Wednesday was supposed to be the day that we finally got an update on Anthony Davis because he and his agent, Rich Paul of Klutch Sports, met with the Los Angeles Lakers on Tuesday to negotiate a contract.
Instead, we were pleasantly surprised with the news that LeBron James has agreed to a two-year. $85 million contract extension that will keep him in the purple and gold through 2023. Again: not what we were expecting, but good news nonetheless.
One can easily come to the conclusion that James signing a contract extension means that Davis is more likely to sign a long-term contract with the Lakers, and while that may end up being the case, Davis still hasn’t decided what he’s going to do yet, according to a report from Brian Windhorst of ESPN on Wednesday:
As for Anthony Davis, sources said, he is still weighing how to structure his contract as he tries to gauge how the salary cap will grow in the next few years. Davis has been looking at spreadsheets trying to best guess how to plan the contracts for the rest of his career beyond this deal he’s soon to sign. His decision-making is independent of LeBron James’, though they share agent Rich Paul, and now that James is locked into an extension.
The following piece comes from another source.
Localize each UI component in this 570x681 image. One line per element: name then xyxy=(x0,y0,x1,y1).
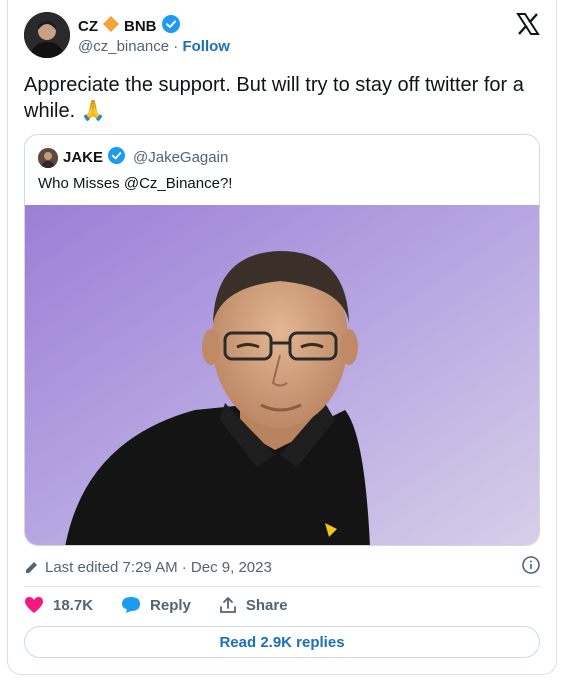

Davis’ contract is especially interesting now that James is under contract for the 2020-21 season. Before, it was assumed that James would take a pay cut in the event that Giannis Antetokoumpo decided to leave the Milwaukee Bucks for the Lakers in 2021, but now the only way they can pair Antetokoumpo with James and Davis in 2021 is if Davis takes a hefty pay cut.
Even if the Lakers aren’t going to chase Antetokoumpo in 2021, the terms of Davis’s contract will determine how much cap space they’ll have in 2021. Right now, the Lakers only have three players with guaranteed contracts for the 2021-22 season: James, Kentavious Caldwell-Pope and Marc Gasol. Combined, they’ll make roughly $58 million.
That number will rise drastically if Davis signs a max contract for two or more years — or if he has player option for the 2021-22 season that he exercises — but even with a projected annual salary of $35.3 million for Davis, the Lakers can free up to $15 million in cap space. That’s not enough to get you Antetokoumpo, but it could make a sign-and-trade involving Kyle Kuzma more feasible.
The terms of Davis’ next contract were always going to be a point of conversation, but they seem extra consequential now. Then again, as long as James and Davis are under contract with the Lakers, they’ll be okay.